Monday, March 28, 2011

Thoughts on Lee Hoiby

Perhaps you saw today that composer Lee Hoiby died. Knowing my musical proclivities, you might be surprised to know that I caught my breath when I saw the news. Hoiby's music, firmly in the Samuel Barber, mid-century mold, is outside my normal research and listening habits. But I've had contact with him several times over the last 15 years and always found him a gentleman and lively conversationalist.

My knowledge of Hoiby began in college and grad school when I worked on a project concerning the Van Cliburn International Piano Competition's commissioned works. Hoiby was the first composer commissioned, so I learned his work and read letters about the commission and spoke to pianists who competed that year and played the work.
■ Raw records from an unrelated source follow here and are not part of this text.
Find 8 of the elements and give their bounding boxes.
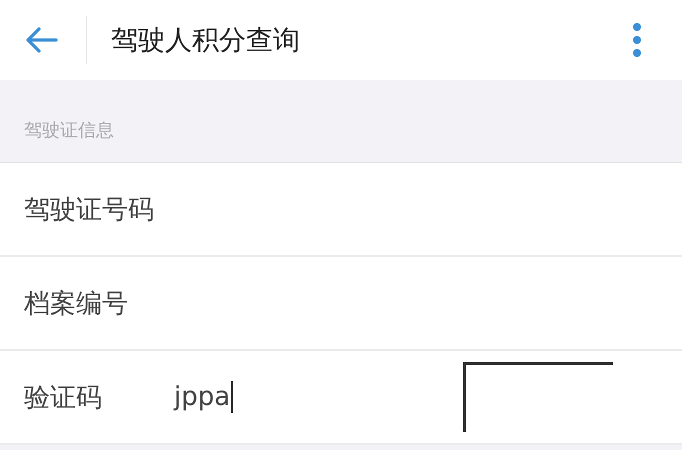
field-label: 驾驶证号码 xyxy=(24,194,155,226)
section-header: 驾驶证信息 xyxy=(24,119,114,142)
page-title: 驾驶人积分查询 xyxy=(111,24,301,58)
field-label: 验证码 xyxy=(24,382,103,414)
more-menu-button[interactable] xyxy=(632,22,642,58)
captcha-image[interactable] xyxy=(463,362,614,432)
field-label: 档案编号 xyxy=(24,288,129,320)
captcha-input[interactable]: jppa xyxy=(174,381,234,413)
It was a pleasant work, but did not have the impact of later Cliburn works like Copland's or Corigliano's and did not stay with me for long.

Imagine my surprise a few years later when I discovered that Hoiby played in Partch's ensembles while studying at Wisconsin. I decided that I had to track him down, and so one day in grad school, I received a call from him in response to a letter I had sent. We talked for almost an hour about his experiences with Harry Partch and learning the instruments. I could tell that he was a bit miffed that a musicologist had tracked him down only to talk about another composer, so at the end began talking about his Van Clibrn work. A few days after the conversation, I received a package of music and CDs.
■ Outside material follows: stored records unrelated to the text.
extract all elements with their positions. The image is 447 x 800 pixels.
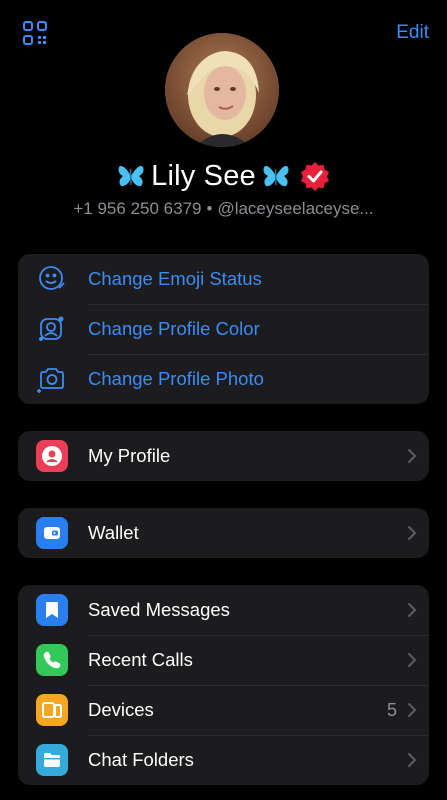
chat-folders-row[interactable]: Chat Folders: [18, 735, 429, 785]
emoji-status-icon: [36, 263, 68, 295]
qr-code-icon[interactable]: [22, 20, 48, 46]
saved-messages-row[interactable]: Saved Messages: [18, 585, 429, 635]
wallet-row[interactable]: Wallet: [18, 508, 429, 558]
avatar[interactable]: [165, 33, 279, 147]
phone-number: +1 956 250 6379: [73, 199, 202, 218]
row-label: Wallet: [88, 522, 139, 543]
butterfly-icon: [118, 166, 144, 187]
devices-icon: [36, 694, 68, 726]
chevron-right-icon: [408, 449, 417, 463]
profile-subline: +1 956 250 6379 • @laceyseelaceyse...: [0, 199, 447, 219]
recent-calls-row[interactable]: Recent Calls: [18, 635, 429, 685]
wallet-group: Wallet: [18, 508, 429, 558]
profile-color-icon: [36, 313, 68, 345]
phone-icon: [36, 644, 68, 676]
chevron-right-icon: [408, 526, 417, 540]
verified-badge-icon[interactable]: [300, 161, 330, 191]
change-profile-photo-row[interactable]: Change Profile Photo: [18, 354, 429, 404]
main-group: Saved Messages Recent Calls Devices 5 Ch…: [18, 585, 429, 785]
my-profile-row[interactable]: My Profile: [18, 431, 429, 481]
row-label: Devices: [88, 699, 154, 720]
row-label: Change Profile Color: [88, 318, 260, 339]
folder-icon: [36, 744, 68, 776]
devices-count: 5: [386, 699, 397, 720]
row-label: Saved Messages: [88, 599, 230, 620]
status-group: Change Emoji Status Change Profile Color…: [18, 254, 429, 404]
profile-name: Lily See: [151, 159, 256, 192]
butterfly-icon: [263, 166, 289, 187]
separator: •: [206, 199, 213, 218]
bookmark-icon: [36, 594, 68, 626]
chevron-right-icon: [408, 653, 417, 667]
row-label: Change Profile Photo: [88, 368, 264, 389]
row-label: Recent Calls: [88, 649, 193, 670]
profile-name-row: Lily See: [0, 156, 447, 196]
camera-icon: [36, 363, 68, 395]
change-profile-color-row[interactable]: Change Profile Color: [18, 304, 429, 354]
chevron-right-icon: [408, 703, 417, 717]
chevron-right-icon: [408, 603, 417, 617]
devices-row[interactable]: Devices 5: [18, 685, 429, 735]
username[interactable]: @laceyseelaceyse...: [217, 199, 373, 218]
chevron-right-icon: [408, 753, 417, 767]
row-label: Change Emoji Status: [88, 268, 262, 289]
person-icon: [36, 440, 68, 472]
edit-button[interactable]: Edit: [396, 22, 429, 44]
row-label: My Profile: [88, 445, 171, 466]
row-label: Chat Folders: [88, 749, 194, 770]
change-emoji-status-row[interactable]: Change Emoji Status: [18, 254, 429, 304]
wallet-icon: [36, 517, 68, 549]
profile-group: My Profile: [18, 431, 429, 481]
We talked one other time about Partch, and though my interest in his music never progressed from my Masater's thesis, I'll always remember the generous composer willing to talk about another composer with whom he had little in common aesthetically. I just wish that spirit carried over to his publisher who put out a statement today complete with this line:

"During the period immediately following WW II, he also performed in Harry Partch’s Dadaist ensembles, studied with Darius Milhaud at Mills College and pursued a virtuoso career as a concert pianist under the tutelage of Gunnar Johansen and Egon Petri."

Dadaist ensembles? Alas, my musicologist's work is never done Somewhere two men are turning in their graves. God speed, Mr. Hoiby.